Scale insects may look like tiny grey or brownish blisters. I tend to think of scale as an insect take on the design of the limpet; the insect hides beneath a low conical "shell", and frankly, do not look much like an insect at all. Control of scale is similar to the control of mealy bugs, but because these pests may be a bit more cryptic than mealy bugs, they may be present in huge numbers before their presence is even detected. In all cases, large infestations of any of these pests may require stronger measures - use a pesticide designed for the control of the specific pest.
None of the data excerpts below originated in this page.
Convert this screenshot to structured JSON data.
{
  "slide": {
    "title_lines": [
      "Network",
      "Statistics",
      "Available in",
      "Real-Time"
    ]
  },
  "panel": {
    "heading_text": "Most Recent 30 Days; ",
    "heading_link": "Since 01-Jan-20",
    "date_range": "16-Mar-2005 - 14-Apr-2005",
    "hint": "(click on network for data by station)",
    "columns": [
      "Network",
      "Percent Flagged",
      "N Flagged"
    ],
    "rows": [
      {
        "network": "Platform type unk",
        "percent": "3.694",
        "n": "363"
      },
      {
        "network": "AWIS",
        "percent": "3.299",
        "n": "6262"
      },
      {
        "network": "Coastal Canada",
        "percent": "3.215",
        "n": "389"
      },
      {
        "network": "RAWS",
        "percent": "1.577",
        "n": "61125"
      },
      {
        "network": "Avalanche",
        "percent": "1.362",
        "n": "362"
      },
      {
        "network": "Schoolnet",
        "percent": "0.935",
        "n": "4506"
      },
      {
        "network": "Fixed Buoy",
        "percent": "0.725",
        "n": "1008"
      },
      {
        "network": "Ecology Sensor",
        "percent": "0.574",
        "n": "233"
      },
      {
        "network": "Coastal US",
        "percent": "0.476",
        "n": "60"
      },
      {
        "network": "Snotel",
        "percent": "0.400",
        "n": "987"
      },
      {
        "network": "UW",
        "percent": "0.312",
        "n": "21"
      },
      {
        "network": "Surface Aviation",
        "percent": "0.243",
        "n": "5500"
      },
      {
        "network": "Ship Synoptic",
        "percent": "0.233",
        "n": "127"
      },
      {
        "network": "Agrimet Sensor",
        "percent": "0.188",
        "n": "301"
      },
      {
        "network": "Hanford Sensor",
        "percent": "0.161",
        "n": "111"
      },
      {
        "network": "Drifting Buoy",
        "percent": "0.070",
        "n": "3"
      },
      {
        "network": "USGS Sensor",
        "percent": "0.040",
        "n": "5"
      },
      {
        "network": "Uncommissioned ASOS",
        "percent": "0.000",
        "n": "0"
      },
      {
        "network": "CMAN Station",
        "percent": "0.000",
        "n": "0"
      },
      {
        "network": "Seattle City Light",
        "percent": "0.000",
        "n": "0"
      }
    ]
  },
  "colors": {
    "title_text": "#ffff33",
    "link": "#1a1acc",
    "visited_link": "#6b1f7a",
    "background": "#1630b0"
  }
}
Not all pesticides are suitable for use on succulents - some products may cause discoloration and scorching of plants, so it is generally recommended that a test be made either on a small (replaceable) plant, on a small portion of a larger plant. If no problems are evident after several days - it is probably safe to treat the entire plant. Always read and follow all instructions carefully - all pesticides are potentially hazardous, and all tend to be hazardous to a variety of other species, including beneficial insects, aquatic life, and birds and other wildlife. Treat all pesticides with respect.
As a rule, healthy plants which are actively growing tend to be fairly resistant to insect infestations, so the presence of insects may possibly indicate that the plants may be weakened due to some other cause: once the pests have been dealt with, a change in growing conditions may be indicated.